The researchers found that fewer parents in the cognitive training condition (4%) physically abused their children than did parents in the home visit condition (23%) or the control condition (26%). In other words, home visits plus cognitive training reduced abuse by 22 percentage points.

The intervention was especially powerful for families with premature or medically fragile children, whom studies show are at higher risk for abuse. While 42% of parents with high-risk children in the control and home visit conditions abused their infants, only 7% of parents in the cognitive training condition used harsh parenting tactics.

Why This Works

Parents who commit child abuse often perceive themselves as powerless victims and their children as intentionally malicious. Training parents to make less personal cognitive appraisals for their childrearing challenges helps them feel more in control and view their children more positively.

When This Works Best

Counselors did not tell parents how to solve their problems with their babies.

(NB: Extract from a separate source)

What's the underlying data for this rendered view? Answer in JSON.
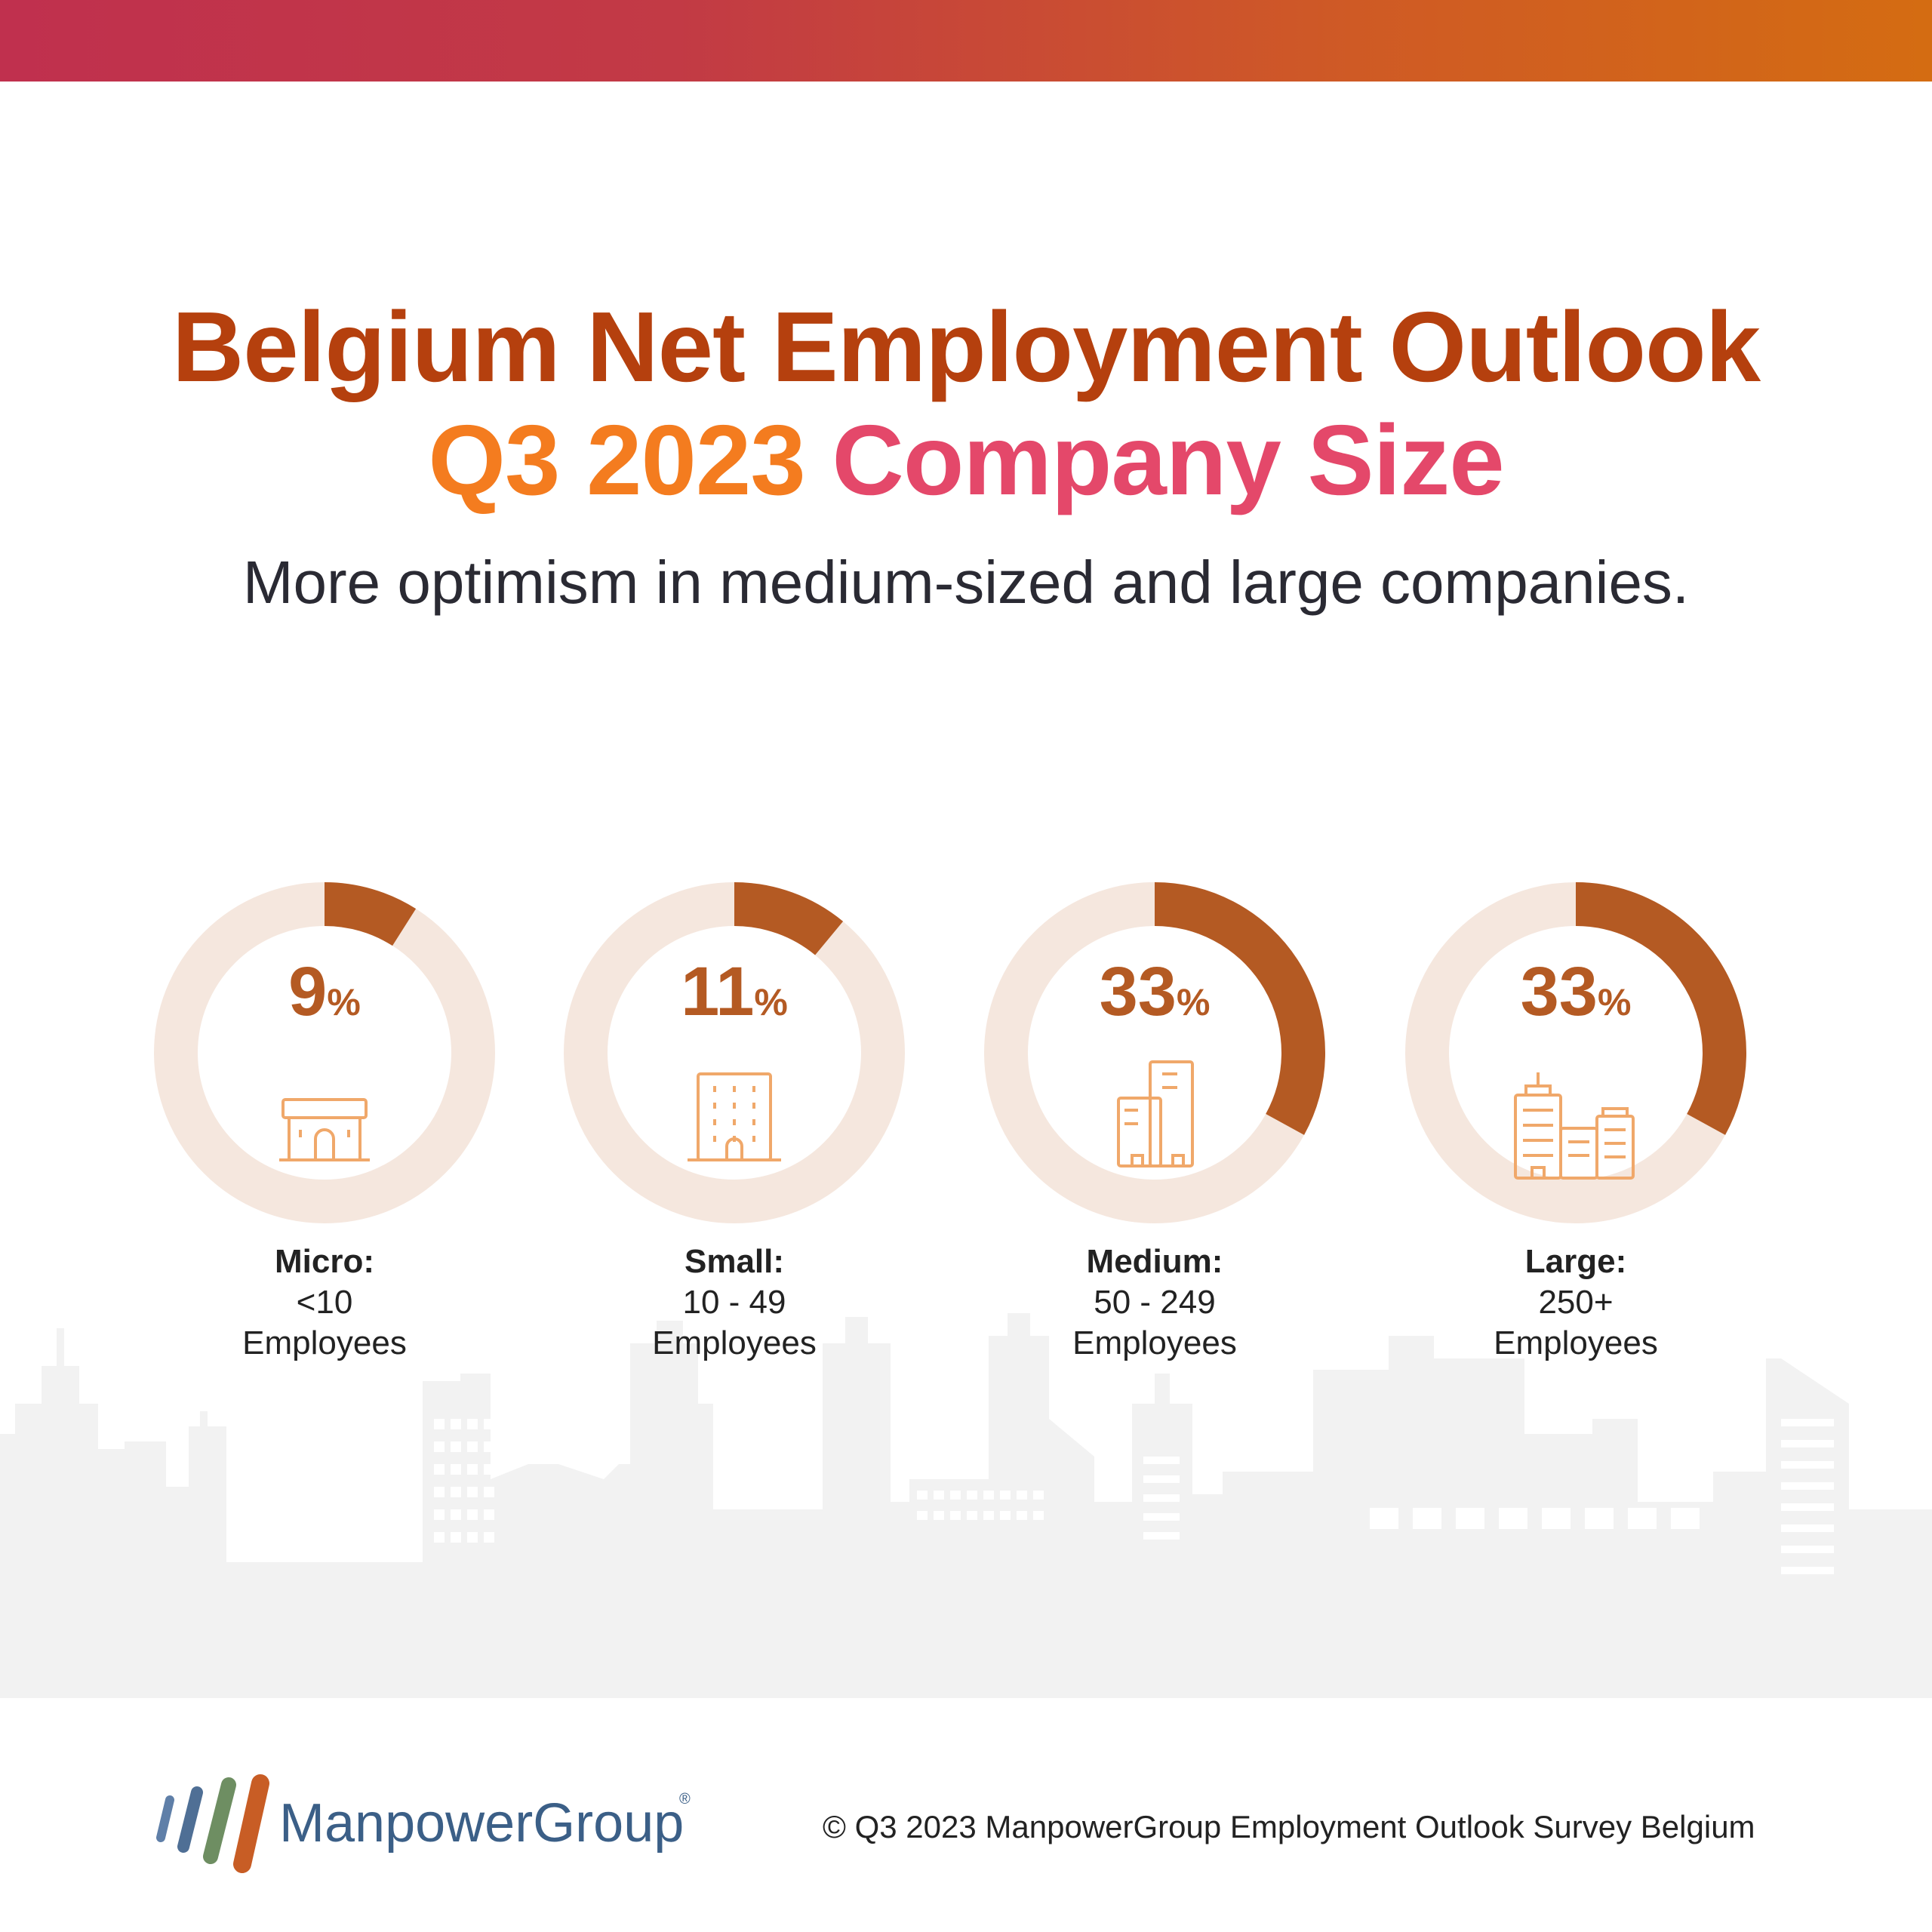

Instead, they encouraged parents to come up with their own explanations and solutions while gently guiding them away from placing blame. This gradual and subtle approach works best in families where abuse is not yet a problem. In families where abuse is already taking place, a more immediate and direct approach may be necessary. 

Original Study

Bugental, D. B., Ellerson, P. C., Lin, E. K., Rainey, B., Kokotovic, A., & O'Hara, N. (2002). A cognitive approach to child abuse prevention. Journal of Family Psychology, 16(3), 243-258.

See Also

Bugental, D. B., & Schwartz, A. (2009). A cognitive approach to child mistreatment prevention among medically at-risk infants. Developmental Psychology, 45(1), 284-288.